There are not many dedicated cycle routes on this stage, but there is plenty of opportunity for some pleasant meandering.
The whole of this stage will be spent at the heart of the Loire-Anjou-Touraine region nature park. From Saumur to Montsoreau, we'll be crossing the vineyards of Saumur-Champigny, one of the best wines in the Loire Valley. The villages are all very picturesque.
The Touraine region is thought of as the "Garden of France". During this stage, you will get the chance to see the most beautiful gardens in the Loire Valley - the gardens at the Château de Villandry.

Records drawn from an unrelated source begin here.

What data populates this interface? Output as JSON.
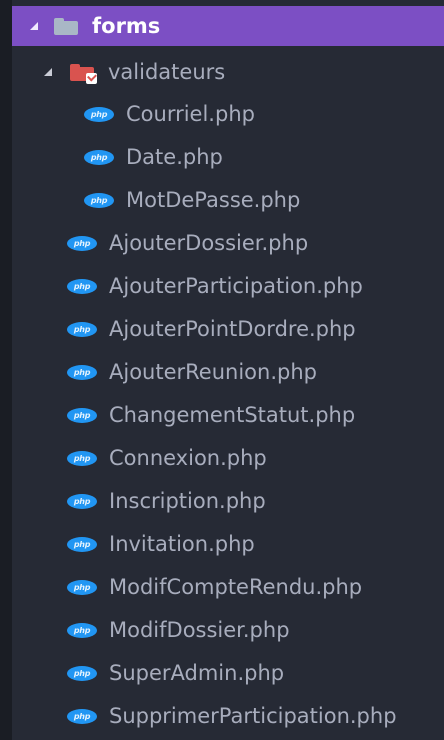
{
  "tree": {
    "root_folder": {
      "label": "forms",
      "expanded": true,
      "icon": "folder-open-icon",
      "selected": true
    },
    "subfolder": {
      "label": "validateurs",
      "expanded": true,
      "icon": "folder-red-check-icon"
    },
    "subfolder_files": [
      {
        "label": "Courriel.php",
        "icon": "php-file-icon"
      },
      {
        "label": "Date.php",
        "icon": "php-file-icon"
      },
      {
        "label": "MotDePasse.php",
        "icon": "php-file-icon"
      }
    ],
    "files": [
      {
        "label": "AjouterDossier.php",
        "icon": "php-file-icon"
      },
      {
        "label": "AjouterParticipation.php",
        "icon": "php-file-icon"
      },
      {
        "label": "AjouterPointDordre.php",
        "icon": "php-file-icon"
      },
      {
        "label": "AjouterReunion.php",
        "icon": "php-file-icon"
      },
      {
        "label": "ChangementStatut.php",
        "icon": "php-file-icon"
      },
      {
        "label": "Connexion.php",
        "icon": "php-file-icon"
      },
      {
        "label": "Inscription.php",
        "icon": "php-file-icon"
      },
      {
        "label": "Invitation.php",
        "icon": "php-file-icon"
      },
      {
        "label": "ModifCompteRendu.php",
        "icon": "php-file-icon"
      },
      {
        "label": "ModifDossier.php",
        "icon": "php-file-icon"
      },
      {
        "label": "SuperAdmin.php",
        "icon": "php-file-icon"
      },
      {
        "label": "SupprimerParticipation.php",
        "icon": "php-file-icon"
      }
    ],
    "php_icon_text": "php"
  },
  "colors": {
    "background": "#262a35",
    "selected_row": "#7c4fc4",
    "text": "#a8adbd",
    "php_icon": "#2196f3",
    "folder_red": "#d9534f"
  }
}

A real journey into the heart of the history of France, meeting among others, Leonardo da Vinci at Clos-Lucé in Amboise, Diane de Poitiers and Catherine de Médici in Chenonceaux, the Duke of Guise murdered in the Château de Blois, where the symbols of Francis 1st remain carved in the stone.
This stage is fairly long but is generally easy-going, even if you decide to go on a detour via Chambord - almost a must-see route. This is because, for a EuroVelo 6 traveller, how could we possibly do without a souvenir photo in front of such a famous château?